Shazam is pretty much the anti-Man-Of-Steel as it is every bit as bright, colourful and fun as Snyder's movie was dour and joyless. It's filled to the brim with great characters (Billy's foster family are immediately appealing while Mark Strong, once again, is clearly having the time of his life playing a very sinister and wildly Evil baddie), fun action sequences, genuinely great jokes and an ability to tug on the old heartstrings that is fully satisfying rather than cloying. It's also super, duper cheesy but always in a way that is exactly appropriate for the character.

The film's big (if you pardon the multi-faceted pun) secret weapon, though, is Zachary Levi. The cast, from top to bottom, is fantastic with Asher Angel and Jack Dylan Grazer being particular standouts as young Billy and his foster-brother/ potential-BFF Freddie, respectively. It is Levi, however, who as the adult (not) Captain Marvel that is key to the film working as well as it does.

With a bit of help from padding in his wonderfully garish suit, Levi cuts an intimidatingly huge figure but he brings this child-like, goofy and utterly guileless charm to the character that utterly convinces that this is a 13-year-old boy in an adult body - but, crucially, without the creepiness that could so very easily come with such a conceit.

It's true, young Billy is a much more sullen character than his older self so the two don't quite work as exactly the same character but if you look at "Captain Thunderfingers" as Billy with the entire weight of the world lifted off his hormone-filled teenage shoulders, it actually makes perfect sense that Captain Marvel would be more carefree and happier (and, ironically, more child-like) than his younger self.

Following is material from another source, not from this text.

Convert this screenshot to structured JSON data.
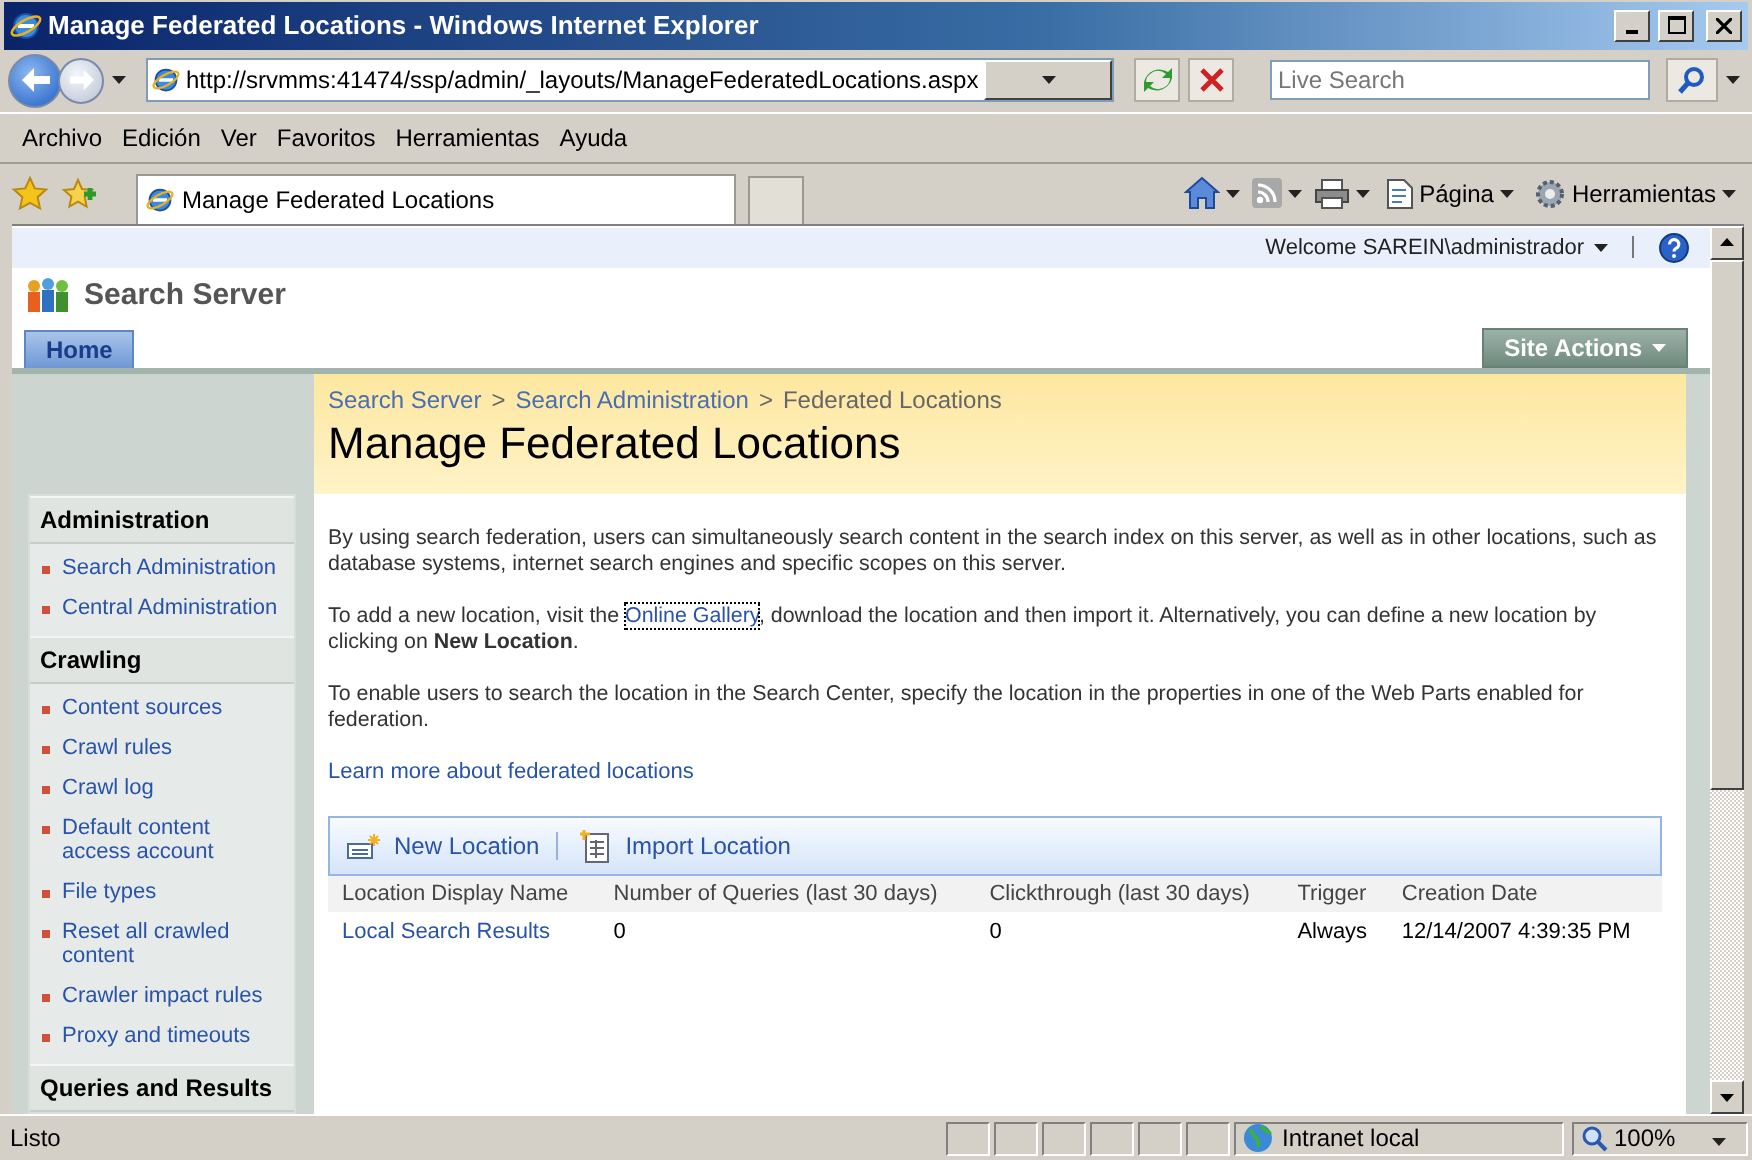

It's an especially smart dynamic to play with when it comes to Billy's inevitable hero's journey. Playing like a much more innocent version of Thor's evolution from worthless lout to champion of the people from the first Thor film, Shazam does a beautiful job of playing with the lines between childhood, adolescence and adulthood, even as it tells a story about belonging, family and, of course, Stan Lee's immortal motto about the relationship between power and responsibility.

This is all the more impressive because, by all rights, Captain Marvel/ Shazam should not work as a film. Even in more recent comics, Captain Marvel has a gee-whiz, utterly uncynical earnestness about him that absolutely should not work in modern cinema and certainly not in the DC Extended Universe. It says a lot about both how fantastic a job everyone involved did with the film but also about just how much we regular humans, in our crazy, scary world, crave something as unabashedly warm-hearted, sincere and good as Shazam.

Now, sure, the film isn't perfect. There's a bit too much in the way of light swearing and genuinely quite scary moments for it to be appropriate for kids significantly below the age-limit, which is a pity because it's otherwise ideal for younger children. It's also a wee bit too long and could do with having ten minutes or so shaved off from its slightly repetitive action-heavy finale. And, of course, no one really expected it to do all that well (which, by all accounts it is) so it has a much smaller budget than most superhero films, which means slightly dodgier CGI.

All of these, however, don't add up to much more than nitpicks in the grand scheme of things. Shazam is just an utter, utter delight that doesn't just further redeem the DCEU but contributes a fresh new perspective to the rather well-populated superhero-movie landscape.